As a subset of operations & supporting infrastructure, this category includes strategies related to signals and signalization.
Adaptive signals change traffic signal timings based on current traffic conditions. Using hardware, adaptive signals measure the traffic conditions of vehicles, bicyclists, and pedestrians and then utilize software to make timing changes based on the real-time data.
Emergency vehicle preemption (EVP) interrupts normal traffic signal timing to provide a green light to approaching emergency vehicles so that they can pass through intersections to get to emergencies safely and quickly.
Freight (or truck) signal priority (FSP) provides extra green light time so that a heavy truck can move through a traffic signal without stopping.
Planned event or incident signal timing synchronizes groups of traffic signals to favor traffic entering and exiting a special event venue or area in order to minimize congestion. It can also be used to divert traffic around an unplanned event, such as an incident or a regionwide evacuation.

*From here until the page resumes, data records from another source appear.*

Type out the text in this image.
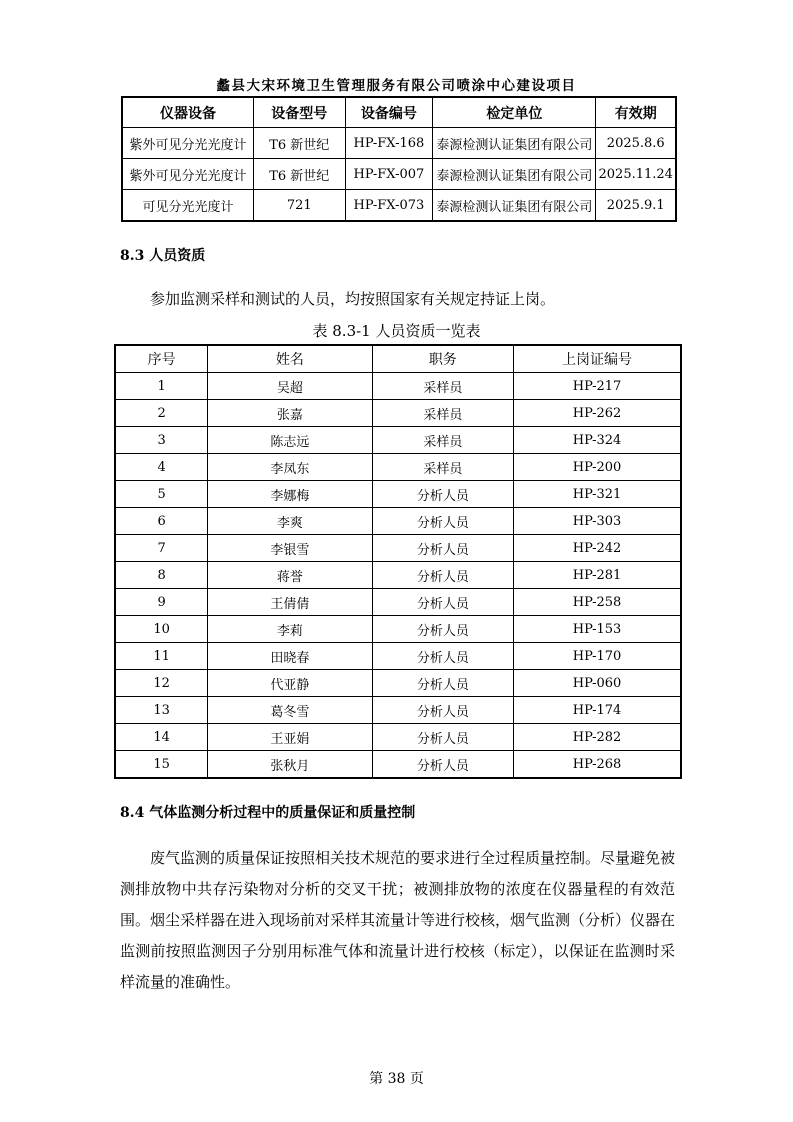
蠡县大宋环境卫生管理服务有限公司喷涂中心建设项目
仪器设备	设备型号	设备编号	检定单位	有效期
紫外可见分光光度计	T6 新世纪	HP-FX-168	泰源检测认证集团有限公司	2025.8.6
紫外可见分光光度计	T6 新世纪	HP-FX-007	泰源检测认证集团有限公司	2025.11.24
可见分光光度计	721	HP-FX-073	泰源检测认证集团有限公司	2025.9.1
8.3 人员资质
参加监测采样和测试的人员，均按照国家有关规定持证上岗。
表 8.3-1 人员资质一览表
序号	姓名	职务	上岗证编号
1	吴超	采样员	HP-217
2	张嘉	采样员	HP-262
3	陈志远	采样员	HP-324
4	李凤东	采样员	HP-200
5	李娜梅	分析人员	HP-321
6	李爽	分析人员	HP-303
7	李银雪	分析人员	HP-242
8	蒋誉	分析人员	HP-281
9	王倩倩	分析人员	HP-258
10	李莉	分析人员	HP-153
11	田晓春	分析人员	HP-170
12	代亚静	分析人员	HP-060
13	葛冬雪	分析人员	HP-174
14	王亚娟	分析人员	HP-282
15	张秋月	分析人员	HP-268
8.4 气体监测分析过程中的质量保证和质量控制
废气监测的质量保证按照相关技术规范的要求进行全过程质量控制。尽量避免被测排放物中共存污染物对分析的交叉干扰；被测排放物的浓度在仪器量程的有效范围。烟尘采样器在进入现场前对采样其流量计等进行校核，烟气监测（分析）仪器在监测前按照监测因子分别用标准气体和流量计进行校核（标定），以保证在监测时采样流量的准确性。
第 38 页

Proactive signal timing review and optimization uses actual traffic performance data to operate and manage traffic signals. This strategy can help improve safety, reduce vehicle delays, and help more finely target maintenance activities.

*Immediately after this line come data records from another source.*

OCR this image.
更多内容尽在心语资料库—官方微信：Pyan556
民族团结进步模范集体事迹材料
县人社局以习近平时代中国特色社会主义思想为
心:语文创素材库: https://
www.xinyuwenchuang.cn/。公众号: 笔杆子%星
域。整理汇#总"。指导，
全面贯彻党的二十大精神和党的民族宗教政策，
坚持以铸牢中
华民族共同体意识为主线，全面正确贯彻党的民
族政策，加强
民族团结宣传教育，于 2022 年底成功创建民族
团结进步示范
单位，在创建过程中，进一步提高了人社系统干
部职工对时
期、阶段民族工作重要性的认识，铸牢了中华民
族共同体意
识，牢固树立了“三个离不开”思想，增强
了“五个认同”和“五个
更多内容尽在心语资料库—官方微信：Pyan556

Signal timing review and optimization synchronizes groups of traffic signals so that vehicles on a primary route can travel through multiple traffic signals without stopping. It can also reduce vehicle wait times at individual intersections by adjusting the length of green lights to match demand.
Traffic signals are an essential, cost-effective tool to manage the movement of traffic and provide solutions to a variety of mobility, safety, and system management goals. However, traffic signals are sometimes an unnecessary expense that can add to collisions, congestion, and delay.
Traffic signal priority and preemption settings modify the traffic signal timing and give priority to specific vehicle types, such as buses, light rail, streetcars, trucks, emergency vehicles, or trains.
Transit signal priority (TSP) makes it more likely that the light is green when a transit vehicle reaches a signalized intersection. This strategy reduces travel times for transit vehicles by avoiding the need to stop and start at signalized intersections.